Aconteceu porém jantar na vizinhança em casa de um amigo, e em companhia de camaradas. Veio a falar-se de Aurélia, que era ainda o tema das conversas; contaram-se anedotas, fizeram-se comentos de toda a sorte.

Depois do jantar, no fim da tarde, saíram os amigos a pé, com o pretexto de dar uma volta de passeio; mas efetivamente para mostrar a Seixas a falada menina, e convencê-lo de que era realmente um primor de formosura.

Seixas era uma natureza aristocrática, embora acerca da política tivesse a balda de alardear uns ouropéis de liberalismo. Admitia a beleza rústica e plebéia, como uma convenção artística; mas a verdadeira formosura, a suprema graça feminina, a humanação do amor, essa, ele só a compreendia na mulher a quem cingia a auréola da elegância.

Em frente da casa de D. Emília, pararam os amigos formando grupo, e Seixas pôde contemplar a gosto o busto da moça. A princípio examinou-a friamente como um artista que estuda o seu modelo. Viu-a através da expressão de altiva e triste indiferença de que ela vestia-se como de um véu para recatar sua beleza aos olhares insolentes.

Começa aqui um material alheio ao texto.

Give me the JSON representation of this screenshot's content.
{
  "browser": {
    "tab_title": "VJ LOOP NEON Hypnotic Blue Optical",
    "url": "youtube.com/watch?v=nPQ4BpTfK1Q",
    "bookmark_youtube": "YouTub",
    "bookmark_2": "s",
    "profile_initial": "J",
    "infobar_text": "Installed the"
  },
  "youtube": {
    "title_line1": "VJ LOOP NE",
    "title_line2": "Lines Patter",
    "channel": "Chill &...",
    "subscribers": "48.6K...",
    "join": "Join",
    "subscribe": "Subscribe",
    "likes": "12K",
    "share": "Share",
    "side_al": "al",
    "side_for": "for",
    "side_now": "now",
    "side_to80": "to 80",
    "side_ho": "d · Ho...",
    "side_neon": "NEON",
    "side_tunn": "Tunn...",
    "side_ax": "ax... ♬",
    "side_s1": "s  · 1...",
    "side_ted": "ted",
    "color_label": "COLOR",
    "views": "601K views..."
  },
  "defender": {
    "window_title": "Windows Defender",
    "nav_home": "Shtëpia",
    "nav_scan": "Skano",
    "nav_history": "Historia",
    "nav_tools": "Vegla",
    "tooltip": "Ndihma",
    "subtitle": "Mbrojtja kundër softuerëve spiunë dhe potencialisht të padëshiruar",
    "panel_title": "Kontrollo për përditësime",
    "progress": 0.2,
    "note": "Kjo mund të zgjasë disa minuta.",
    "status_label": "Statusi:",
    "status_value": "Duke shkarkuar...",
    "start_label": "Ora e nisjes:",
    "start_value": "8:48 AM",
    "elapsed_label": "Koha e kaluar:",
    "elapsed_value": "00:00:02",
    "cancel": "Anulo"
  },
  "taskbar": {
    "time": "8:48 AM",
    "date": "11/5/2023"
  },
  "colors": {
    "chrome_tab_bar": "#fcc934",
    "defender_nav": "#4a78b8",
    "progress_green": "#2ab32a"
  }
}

Quando, porém, Aurélia enrubescendo volveu o rosto, e seus grandes olhos nublaram-se de uma névoa diáfana ao encontrar a vista escrutadora que lhe estava cinzelando o perfil; não se pôde conter Fernando que não exclamasse:

— Realmente...

Atalhando, porém, esse primeiro entusiasmo, corrigiu:

— Não nego; é bonita.

Nessa noite, Aurélia, quando trabalhava na tarefa da costura, quis lembrar-se da figura desse moço que a estivera olhando por algum tempo à tarde; não o conseguiu. Vira-o apenas um instante; não conservara o menor traço de sua fisionomia.

Mas cousa singular. Se recolhia-se no íntimo, aí o achava, e via-lhe a imagem, como a tivera diante dos olhos à tarde. Era um vulto, quase uma sombra; mas ela o conhecia; e não o confundiria com qualquer outro homem.

Dois dias depois Seixas tornou a passar pela Rua de Santa Teresa, mas só, desta vez. De longe seus olhos encontraram os de Aurélia, que fugiram para voltar tímidos e submissos. Ao passar, o moço cortejou-a; ela respondeu com uma leve inclinação da cabeça.

Decorreu uma semana. Seixas não passara à tarde como costumava; era noite, Aurélia ia recolher-se triste e desconsolada. Ao fechar a rótula distinguiu um vulto, e esperou. Era Fernando. O moço apertou-lhe a mão; declarou-lhe seu amor. Aurélia ouviu-o palpitante de comoção; e ficou absorta em sua felicidade.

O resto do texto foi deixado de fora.